Cortes não atingirão Fundeb e piso do magistério

O Planalto anunciou no dia 2 de janeiro que pretende reduzir seus gastos em R$ 20 bilhões para compensar parte das perdas causadas pelo fim da CPMF (Contribuição Provisória sobre Movimentação Financeira) – que deveria arrecadar cerca de R$ 40 bilhões só neste ano. O minipacote de medidas compensatórias também prevê o aumento das alíquotas do IOF (Imposto sobre Operação Financeira) e CSLL (Contribuição Social sobre Lucro Líquido).

Por enquanto, segundo o ministro Haddad, as medidas não comprometem a educação brasileira “porque não afetam as contas de estados e municípios e nem o Fundeb [Fundo de Manutenção e Desenvolvimento da Educação Básica e de Valorização dos Profissionais de Educação], que é a grande salvaguarda para que se honre o piso nacional do magistério a ser fixado pelo Congresso Nacional”.

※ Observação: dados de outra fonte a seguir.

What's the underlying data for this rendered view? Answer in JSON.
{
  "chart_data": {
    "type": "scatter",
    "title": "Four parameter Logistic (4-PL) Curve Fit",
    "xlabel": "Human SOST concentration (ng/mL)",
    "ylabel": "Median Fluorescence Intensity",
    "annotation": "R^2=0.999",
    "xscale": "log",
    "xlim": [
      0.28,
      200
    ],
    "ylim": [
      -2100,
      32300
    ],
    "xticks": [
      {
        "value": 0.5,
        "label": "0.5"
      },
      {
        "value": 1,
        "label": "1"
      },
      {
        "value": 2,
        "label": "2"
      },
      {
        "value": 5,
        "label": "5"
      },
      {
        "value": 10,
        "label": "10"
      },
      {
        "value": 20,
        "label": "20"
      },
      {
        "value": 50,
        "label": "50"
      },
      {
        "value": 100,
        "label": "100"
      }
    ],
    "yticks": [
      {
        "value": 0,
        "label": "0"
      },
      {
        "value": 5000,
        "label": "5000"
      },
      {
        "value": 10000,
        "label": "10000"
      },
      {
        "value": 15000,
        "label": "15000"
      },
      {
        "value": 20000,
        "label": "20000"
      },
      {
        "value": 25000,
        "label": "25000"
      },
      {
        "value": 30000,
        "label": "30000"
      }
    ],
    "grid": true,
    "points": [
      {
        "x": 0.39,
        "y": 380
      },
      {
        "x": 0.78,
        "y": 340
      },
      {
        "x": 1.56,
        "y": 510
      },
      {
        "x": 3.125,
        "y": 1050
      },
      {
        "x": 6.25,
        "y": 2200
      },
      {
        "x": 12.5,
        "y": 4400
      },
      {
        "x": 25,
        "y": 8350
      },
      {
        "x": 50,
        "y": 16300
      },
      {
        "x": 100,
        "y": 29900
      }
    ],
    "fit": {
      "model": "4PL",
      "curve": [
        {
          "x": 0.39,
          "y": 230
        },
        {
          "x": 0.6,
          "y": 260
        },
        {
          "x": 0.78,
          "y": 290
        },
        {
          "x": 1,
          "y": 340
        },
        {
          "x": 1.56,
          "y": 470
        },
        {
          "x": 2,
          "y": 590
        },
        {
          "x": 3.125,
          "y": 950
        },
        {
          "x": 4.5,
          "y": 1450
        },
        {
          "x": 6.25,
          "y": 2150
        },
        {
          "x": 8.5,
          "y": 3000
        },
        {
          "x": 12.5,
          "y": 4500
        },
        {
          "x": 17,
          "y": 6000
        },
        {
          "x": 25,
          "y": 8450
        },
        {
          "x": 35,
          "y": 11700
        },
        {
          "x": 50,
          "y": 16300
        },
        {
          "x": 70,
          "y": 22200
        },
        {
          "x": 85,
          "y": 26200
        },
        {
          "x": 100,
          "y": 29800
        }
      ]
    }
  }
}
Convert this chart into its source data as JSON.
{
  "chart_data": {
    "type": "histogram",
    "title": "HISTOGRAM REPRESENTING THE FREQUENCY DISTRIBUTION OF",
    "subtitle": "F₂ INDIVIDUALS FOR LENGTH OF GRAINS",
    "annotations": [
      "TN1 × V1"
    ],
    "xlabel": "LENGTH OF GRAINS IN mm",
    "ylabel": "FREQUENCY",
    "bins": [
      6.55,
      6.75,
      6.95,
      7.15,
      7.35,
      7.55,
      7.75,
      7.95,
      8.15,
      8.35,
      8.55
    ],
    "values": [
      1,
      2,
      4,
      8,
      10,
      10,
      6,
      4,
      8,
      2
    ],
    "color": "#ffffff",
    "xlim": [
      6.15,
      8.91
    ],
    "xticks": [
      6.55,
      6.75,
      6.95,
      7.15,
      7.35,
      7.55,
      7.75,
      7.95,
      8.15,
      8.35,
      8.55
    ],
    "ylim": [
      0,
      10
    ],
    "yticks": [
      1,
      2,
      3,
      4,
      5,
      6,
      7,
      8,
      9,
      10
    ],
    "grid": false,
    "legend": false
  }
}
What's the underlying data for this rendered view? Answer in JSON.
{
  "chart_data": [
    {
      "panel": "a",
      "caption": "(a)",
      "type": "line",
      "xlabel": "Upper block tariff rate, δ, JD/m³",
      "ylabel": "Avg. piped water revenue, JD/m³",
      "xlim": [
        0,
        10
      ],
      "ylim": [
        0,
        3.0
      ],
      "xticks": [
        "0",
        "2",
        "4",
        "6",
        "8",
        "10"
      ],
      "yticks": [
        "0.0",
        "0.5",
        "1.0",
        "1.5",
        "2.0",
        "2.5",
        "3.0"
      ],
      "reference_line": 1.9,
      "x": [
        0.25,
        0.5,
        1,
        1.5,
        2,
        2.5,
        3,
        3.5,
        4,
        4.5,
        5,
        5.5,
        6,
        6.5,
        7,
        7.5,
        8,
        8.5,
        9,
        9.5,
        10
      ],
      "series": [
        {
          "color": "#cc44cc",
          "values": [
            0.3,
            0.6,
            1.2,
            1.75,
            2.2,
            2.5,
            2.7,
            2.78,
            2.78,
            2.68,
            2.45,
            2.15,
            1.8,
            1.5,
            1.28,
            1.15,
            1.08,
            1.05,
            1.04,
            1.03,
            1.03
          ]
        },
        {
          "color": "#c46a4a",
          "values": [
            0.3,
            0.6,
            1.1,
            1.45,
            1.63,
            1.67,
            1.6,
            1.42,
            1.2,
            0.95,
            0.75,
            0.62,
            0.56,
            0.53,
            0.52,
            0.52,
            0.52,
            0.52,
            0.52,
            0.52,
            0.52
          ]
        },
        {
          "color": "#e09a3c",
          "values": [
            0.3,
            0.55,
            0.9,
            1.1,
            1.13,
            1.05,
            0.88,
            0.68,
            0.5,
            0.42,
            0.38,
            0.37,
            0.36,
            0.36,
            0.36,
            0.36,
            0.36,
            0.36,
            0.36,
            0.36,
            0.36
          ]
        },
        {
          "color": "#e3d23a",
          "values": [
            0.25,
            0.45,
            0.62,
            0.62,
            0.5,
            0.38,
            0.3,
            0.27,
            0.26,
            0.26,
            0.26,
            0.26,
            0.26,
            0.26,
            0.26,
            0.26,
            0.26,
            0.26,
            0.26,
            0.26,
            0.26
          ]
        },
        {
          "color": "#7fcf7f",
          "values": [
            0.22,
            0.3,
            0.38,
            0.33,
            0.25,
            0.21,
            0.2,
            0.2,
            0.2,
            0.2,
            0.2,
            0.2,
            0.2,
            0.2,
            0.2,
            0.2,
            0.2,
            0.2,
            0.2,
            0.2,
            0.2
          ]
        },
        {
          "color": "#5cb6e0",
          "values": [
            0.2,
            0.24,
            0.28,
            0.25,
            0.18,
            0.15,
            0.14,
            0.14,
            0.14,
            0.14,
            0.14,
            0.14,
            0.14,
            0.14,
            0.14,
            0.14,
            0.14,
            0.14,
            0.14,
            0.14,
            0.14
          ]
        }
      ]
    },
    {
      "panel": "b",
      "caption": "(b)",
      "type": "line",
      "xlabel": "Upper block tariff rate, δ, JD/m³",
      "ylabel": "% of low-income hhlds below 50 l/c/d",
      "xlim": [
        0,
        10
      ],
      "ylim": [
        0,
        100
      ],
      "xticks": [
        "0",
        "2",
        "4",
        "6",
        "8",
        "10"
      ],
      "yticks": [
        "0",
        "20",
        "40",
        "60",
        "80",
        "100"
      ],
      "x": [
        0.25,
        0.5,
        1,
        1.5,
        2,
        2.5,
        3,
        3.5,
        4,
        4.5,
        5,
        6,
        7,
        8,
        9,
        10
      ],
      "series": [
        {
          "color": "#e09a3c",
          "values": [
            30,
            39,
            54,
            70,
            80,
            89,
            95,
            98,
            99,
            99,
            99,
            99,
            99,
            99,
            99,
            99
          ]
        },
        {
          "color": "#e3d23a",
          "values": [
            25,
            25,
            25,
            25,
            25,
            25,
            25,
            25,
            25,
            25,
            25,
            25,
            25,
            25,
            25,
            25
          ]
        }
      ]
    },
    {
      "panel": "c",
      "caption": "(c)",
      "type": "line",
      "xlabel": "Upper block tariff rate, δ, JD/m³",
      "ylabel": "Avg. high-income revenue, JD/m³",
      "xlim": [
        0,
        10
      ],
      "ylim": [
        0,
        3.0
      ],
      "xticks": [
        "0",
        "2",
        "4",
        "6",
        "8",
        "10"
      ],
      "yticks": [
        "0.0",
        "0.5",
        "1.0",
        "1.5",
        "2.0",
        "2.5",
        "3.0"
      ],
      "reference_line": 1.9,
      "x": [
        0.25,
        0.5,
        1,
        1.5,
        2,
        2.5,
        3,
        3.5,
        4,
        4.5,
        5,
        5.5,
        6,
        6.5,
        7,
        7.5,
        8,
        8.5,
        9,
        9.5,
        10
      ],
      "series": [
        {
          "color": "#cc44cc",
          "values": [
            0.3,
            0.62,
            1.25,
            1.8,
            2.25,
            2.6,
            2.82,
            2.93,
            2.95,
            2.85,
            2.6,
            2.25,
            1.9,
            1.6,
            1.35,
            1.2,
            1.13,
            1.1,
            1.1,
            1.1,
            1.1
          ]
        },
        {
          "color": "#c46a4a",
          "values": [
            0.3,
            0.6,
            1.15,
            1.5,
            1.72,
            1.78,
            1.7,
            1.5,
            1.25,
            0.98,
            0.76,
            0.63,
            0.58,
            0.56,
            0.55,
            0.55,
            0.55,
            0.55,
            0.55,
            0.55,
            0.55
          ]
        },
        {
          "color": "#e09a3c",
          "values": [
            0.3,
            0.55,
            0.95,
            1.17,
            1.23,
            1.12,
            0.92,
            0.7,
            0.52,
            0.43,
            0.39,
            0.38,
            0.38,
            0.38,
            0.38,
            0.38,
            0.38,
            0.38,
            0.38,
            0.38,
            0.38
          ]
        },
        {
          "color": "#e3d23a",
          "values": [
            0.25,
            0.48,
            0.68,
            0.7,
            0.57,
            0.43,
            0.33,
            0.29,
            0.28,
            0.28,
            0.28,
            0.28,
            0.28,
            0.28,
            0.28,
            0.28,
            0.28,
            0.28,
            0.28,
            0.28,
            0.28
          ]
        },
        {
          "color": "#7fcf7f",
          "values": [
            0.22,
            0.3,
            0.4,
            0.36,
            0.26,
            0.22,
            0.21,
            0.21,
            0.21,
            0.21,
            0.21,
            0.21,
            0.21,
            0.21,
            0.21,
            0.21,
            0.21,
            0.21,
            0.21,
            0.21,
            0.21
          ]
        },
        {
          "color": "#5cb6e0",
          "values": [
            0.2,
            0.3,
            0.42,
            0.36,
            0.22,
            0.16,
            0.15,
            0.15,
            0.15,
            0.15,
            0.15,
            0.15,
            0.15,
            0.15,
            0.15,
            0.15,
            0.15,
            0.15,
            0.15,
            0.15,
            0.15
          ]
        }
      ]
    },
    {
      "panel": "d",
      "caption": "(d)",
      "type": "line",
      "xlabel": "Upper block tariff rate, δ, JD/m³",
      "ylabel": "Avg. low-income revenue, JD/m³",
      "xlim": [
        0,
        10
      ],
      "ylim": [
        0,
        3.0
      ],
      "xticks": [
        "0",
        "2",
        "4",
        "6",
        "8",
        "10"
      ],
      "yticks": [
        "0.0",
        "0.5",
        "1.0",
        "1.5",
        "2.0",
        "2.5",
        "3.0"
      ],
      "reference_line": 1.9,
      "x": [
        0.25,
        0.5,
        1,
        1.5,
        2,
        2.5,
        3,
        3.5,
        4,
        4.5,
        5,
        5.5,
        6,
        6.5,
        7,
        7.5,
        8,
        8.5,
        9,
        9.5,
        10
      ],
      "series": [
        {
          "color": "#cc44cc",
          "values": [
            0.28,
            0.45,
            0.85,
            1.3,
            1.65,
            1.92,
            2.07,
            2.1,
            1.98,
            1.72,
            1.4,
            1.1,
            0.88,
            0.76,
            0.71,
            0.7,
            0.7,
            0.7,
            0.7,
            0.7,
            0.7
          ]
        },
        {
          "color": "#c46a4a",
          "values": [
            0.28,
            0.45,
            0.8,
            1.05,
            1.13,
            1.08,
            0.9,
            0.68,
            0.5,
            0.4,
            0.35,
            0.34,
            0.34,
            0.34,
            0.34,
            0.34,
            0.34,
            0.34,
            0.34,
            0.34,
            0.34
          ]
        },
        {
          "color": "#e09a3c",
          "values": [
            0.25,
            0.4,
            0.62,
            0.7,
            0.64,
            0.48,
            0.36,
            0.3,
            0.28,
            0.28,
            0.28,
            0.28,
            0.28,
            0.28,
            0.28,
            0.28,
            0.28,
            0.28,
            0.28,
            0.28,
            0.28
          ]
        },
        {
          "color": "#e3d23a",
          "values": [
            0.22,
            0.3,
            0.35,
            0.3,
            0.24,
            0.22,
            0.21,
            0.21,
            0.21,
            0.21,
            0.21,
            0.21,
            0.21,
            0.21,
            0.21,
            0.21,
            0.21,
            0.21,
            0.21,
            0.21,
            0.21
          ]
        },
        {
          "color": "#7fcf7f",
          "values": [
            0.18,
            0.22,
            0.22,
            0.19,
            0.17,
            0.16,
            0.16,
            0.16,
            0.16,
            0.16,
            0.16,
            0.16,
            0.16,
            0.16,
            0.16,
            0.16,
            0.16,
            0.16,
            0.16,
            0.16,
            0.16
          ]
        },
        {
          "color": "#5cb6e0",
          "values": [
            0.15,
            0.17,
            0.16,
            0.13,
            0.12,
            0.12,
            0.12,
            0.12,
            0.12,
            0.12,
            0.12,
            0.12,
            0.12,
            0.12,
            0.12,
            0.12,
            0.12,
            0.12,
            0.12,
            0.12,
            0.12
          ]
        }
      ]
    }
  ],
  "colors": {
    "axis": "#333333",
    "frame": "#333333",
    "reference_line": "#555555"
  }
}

O ministro fez as declarações após se reunir com o presidente Lula no dia 3 de dezembro. Ele negou que tenham sido discutidos eventuais cortes na pasta da Educação, mas admitiu que isso pode vir a ser necessário. “Não discutimos, em nenhum momento, eventuais cortes que se façam necessários na Educação. Não quer dizer que vá ou não vá tê-los”.

Segundo Haddad, o tema da reunião foi o andamento de cerca de sete programas do Plano de Desenvolvimento da Educação, que respondem por cerca de três quartos dos recursos do plano. O ministro disse ter ouvido do presidente que os programas sociais prioritários serão mantidos.

Para o ministro, todos os ministérios estão cientes de que terão que fazer cortes para compensar as perdas com o fim do imposto. “Uma parte do ajuste será feita por corte de despesas, e todos os ministérios estão não só cientes disso como dispostos a colaborar para que o equilíbrio fiscal seja mantido. Evidentemente, hierarquizando as ações e preservando aquelas que são fundamentais para o desenvolvimento nacional. É o procedimento que se espera de um governo sério”, comentou.

Crédito

Com o reajuste do IOF, tanto empresas quanto correntistas pagarão uma alíquota de 0,38% no ato de contratação de empréstimos bancários e financiamentos. No caso das pessoas físicas, que até dia 2 de janeiro estavam submetidas a um IOF de 0,0041%/dia, haverá um acréscimo desse percentual para 0,0082%/dia.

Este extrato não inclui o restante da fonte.